Dexamethazone was the drug of last resort in such a situation. It was an anti-inflammatory steroid that in certain situations was a lifesaver. That it wasn’t working was very bad news.
I went into the clinic. Calvin was still arguing with Harlan, who was making no attempt to explain himself. Laki lay nearby and looked dreadful. To see a snapshot of someone suffering from HACE with edema, you cannot imagine what you are actually looking at. Such a photo might even look funny, with the eyes bugging out in an unnatural way. What was taking place was that her brain was swelling, and there was nowhere for it to go except through the openings that held her eyes.
Laki was panting like a dog in summer. Her face was gaunt. She looked at me for help and I had none to give. She knew she was in trouble and was very, very frightened. You didn’t have to be a doctor to know that she was at the end of her rope.

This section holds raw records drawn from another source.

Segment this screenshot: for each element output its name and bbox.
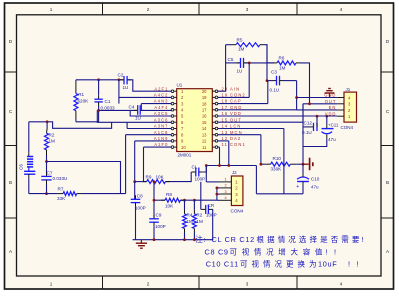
R7 labels (57, 187, 66, 201)
svg-text:18: 18 (202, 101, 207, 106)
wire bridge pin6-pin7 (126, 122, 128, 128)
svg-text:2: 2 (147, 7, 150, 12)
svg-text:12: 12 (222, 136, 229, 141)
connector J1 (337, 92, 356, 122)
wire bottom net (256, 193, 303, 195)
C5 labels (228, 57, 243, 74)
svg-text:12: 12 (202, 139, 207, 144)
resistor R7 (57, 192, 82, 196)
svg-text:值: 值 (315, 247, 323, 257)
CR labels (206, 203, 217, 218)
svg-text:!: ! (362, 235, 364, 244)
svg-text:16: 16 (222, 111, 229, 116)
svg-text:为: 为 (309, 259, 317, 269)
svg-text:C8 C9: C8 C9 (205, 248, 229, 257)
svg-text:CL: CL (192, 165, 198, 170)
svg-text:可: 可 (230, 248, 238, 257)
svg-text:注: 注 (195, 234, 203, 244)
resistor R9 (143, 180, 170, 184)
junction C12 right top (316, 115, 319, 118)
capacitor C2 (120, 76, 131, 84)
capacitor C10 (296, 164, 309, 194)
wire MCN column (218, 135, 261, 165)
wire R7 row (29, 193, 126, 195)
svg-text:4: 4 (340, 7, 343, 12)
junction C3 left (266, 79, 269, 82)
wire C2 left riser to pins 2-3 (118, 80, 120, 104)
svg-text:A1N9: A1N9 (154, 136, 169, 141)
wire C3 right column (218, 81, 297, 110)
svg-text:VDD: VDD (230, 111, 242, 116)
J2 part label (231, 209, 244, 214)
capacitor C11 (303, 116, 334, 146)
svg-text:OUT: OUT (325, 99, 337, 104)
svg-text:0.1U: 0.1U (270, 88, 280, 93)
svg-text:3: 3 (225, 190, 227, 194)
svg-text:C1: C1 (105, 99, 111, 104)
wire C5 row (226, 62, 274, 64)
svg-text:1M: 1M (49, 139, 56, 144)
J1 part label (341, 125, 354, 130)
svg-text:14: 14 (202, 126, 207, 131)
svg-text:100P: 100P (195, 177, 206, 182)
R1 labels (78, 92, 90, 104)
resistor R5 (226, 43, 267, 63)
capacitor C8 (131, 195, 141, 239)
svg-text:CON4: CON4 (231, 209, 244, 214)
svg-text:2: 2 (147, 282, 150, 287)
C4 labels (129, 105, 141, 121)
capacitor C5 (237, 58, 248, 68)
svg-text:B: B (9, 180, 12, 185)
capacitor CR (201, 205, 213, 240)
wire pin9 to R9 node (135, 141, 172, 182)
svg-text:J2: J2 (232, 170, 237, 175)
power bar VCC (303, 158, 313, 171)
junction C2 left (118, 78, 121, 81)
svg-text:R2: R2 (49, 133, 55, 138)
svg-text:容: 容 (303, 247, 311, 257)
C6 label (19, 164, 24, 170)
wire C1 bottom to C4 (99, 109, 138, 111)
wire OUT row (218, 104, 337, 122)
svg-text:1M: 1M (279, 66, 286, 71)
note text line 1 (195, 234, 363, 244)
wire pin8 column (126, 135, 172, 194)
svg-text:11: 11 (222, 142, 228, 147)
wire CR column (200, 182, 202, 210)
svg-text:1M: 1M (187, 219, 194, 224)
svg-text:A3N7: A3N7 (154, 124, 169, 129)
svg-text:CAP: CAP (230, 99, 242, 104)
svg-text:13: 13 (202, 132, 207, 137)
capacitor C12 (303, 116, 317, 131)
C8 labels (135, 194, 146, 211)
svg-text:CON1: CON1 (230, 142, 246, 147)
svg-text:!: ! (357, 260, 359, 269)
svg-text:R2: R2 (196, 213, 202, 218)
C11 labels (328, 123, 339, 142)
junction C9-R9 (153, 180, 156, 183)
junction J2 pin2 (216, 187, 219, 190)
wire ground rail bottom (133, 239, 213, 241)
ground GND2 (J1) (325, 89, 335, 98)
svg-text:VDD: VDD (325, 111, 337, 116)
resistor R1 (74, 80, 78, 122)
wire pin10 (144, 147, 172, 182)
svg-text:11: 11 (202, 145, 207, 150)
wire pin20 to R5 node (218, 45, 226, 91)
J1 pin name labels (324, 93, 336, 117)
junction C7 bottom (45, 192, 48, 195)
svg-text:AIN: AIN (230, 86, 240, 91)
svg-text:100P: 100P (135, 206, 146, 211)
svg-text:!: ! (334, 248, 336, 257)
C3 labels (270, 70, 280, 93)
wire DA2 route (206, 141, 256, 194)
svg-text:C10: C10 (311, 177, 320, 182)
wire pin7 row (127, 128, 171, 130)
junction R9 left (133, 180, 136, 183)
C12 labels (302, 120, 312, 135)
junction R6 bottom (308, 102, 311, 105)
svg-text:15: 15 (202, 120, 207, 125)
wire to pin3 (141, 103, 171, 105)
svg-text:47u: 47u (311, 185, 319, 190)
svg-text:J1: J1 (346, 87, 351, 92)
resistor R8 (161, 198, 184, 202)
wire R1-C1-C2 top node (76, 79, 124, 81)
svg-text:C9: C9 (156, 213, 162, 218)
CL labels (192, 165, 206, 182)
R2 labels (49, 133, 56, 144)
svg-text:LCN: LCN (230, 124, 242, 129)
svg-text:1: 1 (50, 282, 53, 287)
junction C1 bottom (97, 109, 100, 112)
svg-text:+: + (296, 184, 299, 190)
svg-text:C6: C6 (19, 164, 24, 170)
junction C9 top (153, 199, 156, 202)
junction R2 top (46, 120, 49, 123)
junction C1 top (97, 78, 100, 81)
svg-text::: : (204, 235, 206, 244)
svg-text:R9: R9 (146, 174, 152, 179)
svg-text:C2: C2 (118, 73, 124, 78)
note text line 2 (205, 247, 337, 257)
svg-text:19: 19 (222, 93, 229, 98)
wire mic node jog (29, 122, 112, 129)
svg-text:视: 视 (252, 259, 260, 269)
C10 labels (311, 177, 320, 190)
svg-text:更: 更 (286, 260, 294, 269)
U1 part number label (178, 152, 192, 157)
svg-text:!: ! (326, 248, 328, 257)
svg-text:20: 20 (202, 89, 207, 94)
wire R8 row (154, 199, 217, 201)
svg-text:据: 据 (267, 235, 275, 244)
svg-text:C7: C7 (47, 171, 53, 176)
svg-text:CR: CR (208, 203, 215, 208)
op-amp U1 body (DIP-20, 2M001) (171, 89, 218, 152)
junction R4 top (183, 199, 186, 202)
svg-text:1M: 1M (196, 219, 203, 224)
svg-text:10: 10 (181, 145, 186, 150)
C7 labels (47, 171, 68, 182)
wire to pin2 (119, 96, 171, 98)
J2 designator (232, 170, 237, 175)
svg-text:0.1U: 0.1U (302, 130, 312, 135)
svg-text:R7: R7 (58, 187, 64, 192)
svg-text:1: 1 (50, 7, 53, 12)
svg-text:1U: 1U (123, 85, 129, 90)
wire C9 column (153, 182, 155, 219)
C9 labels (155, 213, 166, 230)
svg-text:增: 增 (278, 247, 286, 257)
svg-text:0.0033: 0.0033 (101, 106, 115, 111)
note text line 3 (206, 259, 359, 269)
svg-text:20: 20 (222, 86, 229, 91)
svg-text:R10: R10 (273, 156, 282, 161)
R5 labels (237, 38, 245, 52)
svg-text:R6: R6 (279, 56, 285, 61)
svg-text:大: 大 (291, 247, 299, 257)
J1 designator (346, 87, 351, 92)
wire C4 right to pin4 (140, 109, 171, 111)
svg-text:况: 况 (288, 235, 296, 244)
svg-text:OUT: OUT (230, 117, 242, 122)
wire CON2 column (218, 63, 249, 98)
svg-text:3: 3 (246, 282, 249, 287)
svg-text:33K: 33K (57, 196, 66, 201)
svg-text:620K: 620K (78, 99, 90, 104)
svg-text:C5: C5 (228, 57, 234, 62)
svg-text:19: 19 (202, 95, 207, 100)
svg-text:13: 13 (222, 130, 229, 135)
svg-text:C8: C8 (137, 194, 143, 199)
svg-text:A1F0: A1F0 (154, 142, 168, 147)
svg-text:1U: 1U (237, 69, 243, 74)
junction gnd rail R4 (183, 238, 186, 241)
svg-text:15: 15 (222, 117, 229, 122)
U1 left pin name labels (154, 86, 169, 147)
wire pin18 riser (218, 81, 268, 104)
wire main right column (302, 104, 304, 164)
svg-text:DA2: DA2 (230, 136, 241, 141)
svg-text:根: 根 (257, 234, 265, 244)
svg-text:18: 18 (222, 99, 229, 104)
svg-text:可: 可 (240, 260, 248, 269)
svg-text:情: 情 (263, 259, 271, 269)
svg-text:2M001: 2M001 (178, 152, 192, 157)
wire EN row (297, 109, 338, 111)
svg-text:1: 1 (225, 178, 227, 182)
svg-text:EN: EN (329, 105, 337, 110)
svg-text:GND: GND (230, 105, 242, 110)
resistor R2 (bottom) (192, 200, 196, 240)
svg-text:47u: 47u (328, 137, 336, 142)
ground GND1 (136, 240, 147, 249)
resistor R6 (267, 61, 310, 104)
junction DA2-CL (205, 164, 208, 167)
svg-text:CL CR C12: CL CR C12 (212, 235, 255, 244)
svg-text:C4: C4 (129, 105, 135, 110)
wire C3 column (266, 45, 268, 81)
svg-text:B: B (386, 180, 389, 185)
svg-text:10K: 10K (165, 204, 174, 209)
resistor R10 (261, 162, 303, 166)
wire LCN column (218, 129, 284, 194)
svg-text:4: 4 (340, 282, 343, 287)
junction CON1-DA2 (218, 164, 221, 167)
svg-text:4: 4 (225, 196, 227, 200)
R10 labels (271, 156, 283, 172)
wire C8 column (134, 182, 136, 200)
wire GND row to J1 (297, 97, 338, 99)
svg-text:MCN: MCN (230, 130, 243, 135)
svg-text:100P: 100P (155, 224, 166, 229)
capacitor CL (191, 166, 206, 177)
wire C1 bottom to pin6 (97, 110, 171, 122)
U1 designator label (177, 82, 183, 87)
svg-text:换: 换 (298, 259, 306, 269)
svg-text:GND: GND (324, 93, 336, 98)
wire R9 row (135, 172, 192, 182)
svg-text:C3: C3 (271, 70, 277, 75)
junction R10 right (302, 163, 305, 166)
wire VDD row (218, 115, 337, 117)
junction gnd rail R2b (193, 238, 196, 241)
svg-text:R1: R1 (78, 92, 84, 97)
svg-text:CON2: CON2 (230, 93, 246, 98)
junction GND row (295, 96, 298, 99)
capacitor C7 (41, 162, 51, 194)
capacitor C4 (134, 105, 145, 115)
svg-text:要: 要 (352, 235, 360, 244)
svg-text:!: ! (348, 260, 350, 269)
C2 labels (118, 73, 129, 91)
junction C5 right (248, 62, 251, 65)
svg-text:3: 3 (246, 7, 249, 12)
svg-text:2: 2 (225, 184, 227, 188)
junction R2b top (193, 199, 196, 202)
R8 labels (165, 192, 174, 209)
wire C2 right to pin1 (127, 80, 171, 91)
svg-text:330K: 330K (271, 167, 283, 172)
svg-text:14: 14 (222, 124, 229, 129)
svg-text:+C11: +C11 (328, 123, 339, 128)
svg-text:C12: C12 (304, 120, 313, 125)
svg-text:10K: 10K (156, 174, 165, 179)
svg-text:16: 16 (202, 114, 207, 119)
svg-text:择: 择 (310, 234, 318, 244)
R4 labels (187, 213, 194, 225)
svg-text:A1C8: A1C8 (154, 130, 169, 135)
wire CL to J2 pin1 (206, 166, 220, 182)
svg-text:A4C2: A4C2 (154, 93, 169, 98)
svg-text:A3C6: A3C6 (154, 117, 169, 122)
R2b labels (196, 213, 203, 225)
transducer C6 (receiver) (24, 122, 35, 194)
svg-text:A4F4: A4F4 (154, 105, 168, 110)
junction DA2 col (227, 164, 230, 167)
svg-text:17: 17 (202, 108, 207, 113)
junction J2 pin3 (216, 193, 219, 196)
R9 labels (146, 174, 165, 179)
wire R2 bottom node (47, 162, 121, 194)
connector J2 (220, 176, 243, 206)
svg-text:A4N3: A4N3 (154, 99, 169, 104)
svg-text:否: 否 (331, 235, 339, 244)
junction gnd rail C9 (153, 238, 156, 241)
wire C4 right riser to pin3 (140, 104, 142, 111)
capacitor C1 (94, 80, 102, 111)
svg-text:U1: U1 (177, 82, 183, 87)
svg-text:是: 是 (320, 235, 328, 244)
wire CON1 stub (218, 147, 220, 165)
svg-text:R5: R5 (237, 38, 243, 43)
resistor R4 (183, 200, 187, 240)
capacitor C3 (267, 76, 297, 86)
junction C11 top (325, 115, 328, 118)
wire J2 column (217, 188, 220, 200)
svg-text:1M: 1M (238, 47, 245, 52)
svg-text:况: 况 (266, 248, 274, 257)
svg-text:C10 C11: C10 C11 (206, 260, 239, 269)
junction R2 bottom (45, 160, 48, 163)
svg-text:视: 视 (242, 247, 250, 257)
wire R1-C1 bottom loop (76, 110, 99, 121)
svg-text:17: 17 (222, 105, 229, 110)
svg-text:0.033U: 0.033U (53, 176, 68, 181)
U1 right pin number/name labels (222, 86, 246, 147)
svg-text:10uF: 10uF (318, 260, 337, 269)
capacitor C9 (149, 215, 159, 240)
svg-text:A3C5: A3C5 (154, 111, 169, 116)
svg-text:R8: R8 (166, 192, 172, 197)
svg-text:情: 情 (278, 234, 286, 244)
svg-text:情: 情 (254, 247, 262, 257)
svg-text:CON4: CON4 (341, 125, 354, 130)
wire pin5 tap (130, 110, 171, 116)
svg-text:选: 选 (299, 234, 307, 244)
R6 labels (279, 56, 286, 71)
svg-text:100P: 100P (206, 213, 217, 218)
svg-text:况: 况 (275, 260, 283, 269)
resistor R2 (45, 122, 49, 162)
junction R10 left (260, 163, 263, 166)
C1 labels (101, 99, 115, 111)
svg-text:A2F1: A2F1 (154, 86, 168, 91)
svg-text:需: 需 (341, 235, 349, 244)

Tom joined me. He glanced at her, grimaced, then turned to me. “Calvin said she’s got to be carried down now. The shot doesn’t seem to be helping. Harlan told him that the woman is already dead and he won’t risk the Sherpa in the dark.”
Harlan was right. A few minutes later, Laki stopped breathing. Calvin worked to revive her, but it was hopeless. He finally gave up and stalked off as angry as I’ve ever seen him. The Sherpa who had been nearby, moved away, not wishing to come in contact with her ghost. Someone pulled a blanket over the woman’s face, frozen in horror.